Sebenarnya tidak ada akal yang buruk, jahat atau busuk. Semua akal itu netral
semua akal dipengaruhi oleh pertarungan antara hawa jasmaniah (jasmani) dan hawa ruhaniah (ruh). Siapa yang membiarkan hawa jasmaniah (sering disebut hawa nafsu) menang tentu akan menentukan kecondongan akalnya. Akal tersebut akan menentukan otaknya, dan otak akan menentukan tindakan badannya
Sebaliknya, tindakan yang dilihat, didengar maupun dilakukan akan mempengaruhi akalnya dan akan mempengaruhi kecondongan dirinya, kecondongan pada hawa jasmani atau hawa ruhani
Agama untuk Orang Berakal
Dengan menggunakan akal, jika kita mengaku beragama, tentu haruslah mampu menjadikan kita manusia yang semakin lama semakin dekat dengan Tuhan, semakin terwarnai dengan sifat – sifat  Tuhan.

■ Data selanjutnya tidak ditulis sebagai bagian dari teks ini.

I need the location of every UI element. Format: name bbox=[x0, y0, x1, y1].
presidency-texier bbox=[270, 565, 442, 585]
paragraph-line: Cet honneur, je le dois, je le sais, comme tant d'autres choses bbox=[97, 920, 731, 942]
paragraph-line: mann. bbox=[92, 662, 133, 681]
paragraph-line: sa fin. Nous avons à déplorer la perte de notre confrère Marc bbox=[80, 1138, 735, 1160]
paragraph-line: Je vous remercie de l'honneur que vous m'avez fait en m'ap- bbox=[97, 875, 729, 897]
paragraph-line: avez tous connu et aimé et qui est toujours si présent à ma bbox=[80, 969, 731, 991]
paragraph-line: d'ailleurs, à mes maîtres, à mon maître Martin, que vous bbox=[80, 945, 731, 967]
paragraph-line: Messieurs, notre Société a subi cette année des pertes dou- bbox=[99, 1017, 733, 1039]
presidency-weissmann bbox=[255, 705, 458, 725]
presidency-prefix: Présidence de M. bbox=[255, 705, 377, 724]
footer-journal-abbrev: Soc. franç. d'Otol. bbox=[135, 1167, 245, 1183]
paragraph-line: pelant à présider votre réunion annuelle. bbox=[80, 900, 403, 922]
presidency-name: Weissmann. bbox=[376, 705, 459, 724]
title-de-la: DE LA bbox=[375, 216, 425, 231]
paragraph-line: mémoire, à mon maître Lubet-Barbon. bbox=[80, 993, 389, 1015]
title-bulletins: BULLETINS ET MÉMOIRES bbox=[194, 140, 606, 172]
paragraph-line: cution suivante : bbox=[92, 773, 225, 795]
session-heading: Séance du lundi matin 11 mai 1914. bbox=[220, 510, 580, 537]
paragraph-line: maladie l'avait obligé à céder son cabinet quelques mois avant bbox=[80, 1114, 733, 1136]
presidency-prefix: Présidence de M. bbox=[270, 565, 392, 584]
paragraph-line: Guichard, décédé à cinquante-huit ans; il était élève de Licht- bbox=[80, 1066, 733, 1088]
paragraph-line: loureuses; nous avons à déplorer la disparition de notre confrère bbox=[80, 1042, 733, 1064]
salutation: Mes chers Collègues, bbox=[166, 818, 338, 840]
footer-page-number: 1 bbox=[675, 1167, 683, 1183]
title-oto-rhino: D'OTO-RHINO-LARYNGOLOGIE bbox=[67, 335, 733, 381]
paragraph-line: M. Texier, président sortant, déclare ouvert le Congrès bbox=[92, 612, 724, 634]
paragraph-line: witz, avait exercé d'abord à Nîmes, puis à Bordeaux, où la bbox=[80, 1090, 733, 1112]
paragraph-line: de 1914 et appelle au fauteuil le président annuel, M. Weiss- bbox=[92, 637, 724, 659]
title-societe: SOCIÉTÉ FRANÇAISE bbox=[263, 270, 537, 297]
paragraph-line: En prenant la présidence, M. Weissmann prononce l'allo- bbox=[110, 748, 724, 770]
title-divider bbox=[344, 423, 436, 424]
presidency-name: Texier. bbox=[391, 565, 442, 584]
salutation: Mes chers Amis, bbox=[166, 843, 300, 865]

Yang tadinya pelit jadi terwarnai Maha Pengasih akhirnya berubah perlahan – lahan menjadi dermawan. Yang tadinya berjiwa kecil, terwarnai oleh Maha Besar kemudian memiliki jiwa yang besar laksana Garuda. Yang tadinya hanya mementingkan dirinya sendiri karena terwarnai oleh Maha Penyayang akhirnya kemudian menjadi peduli terhadap sesama dan peduli terhadap lingkungan.
Agama diturunkan untuk orang berakal, agar kita menggunakan akal kita untuk mengenali tanda – tanda Ketuhanan di sekitar kita, ayatulloh menurut Qur’an.
“Sesungguhnya pada kejadian semua langit dan bumi dan perubahan malam dan siang dan kapal yang berlayar di lautan membawa barang yang bermanfaat bagi manusia, dan apa yang diturunkan Allah dari langit dari ada air, maka dihidupkanNya dengan (air) itu bumi, sesudah matinya , seraya disebarkanNya padanya dari tiap-tiap jenis binatang, dan peredaran angin, dan awan yang diperintah di antara langit dan bumi; adalah semua­nya itu tanda-tanda bagi kaum yang berakal” QS Al baqoroh 164
Dari akal yang diikat agama itulah terbitlah syukur. Dan hanya dari rasa syukur itulah yang mengantarkan manusia kepada kehidupan yang lebih baik.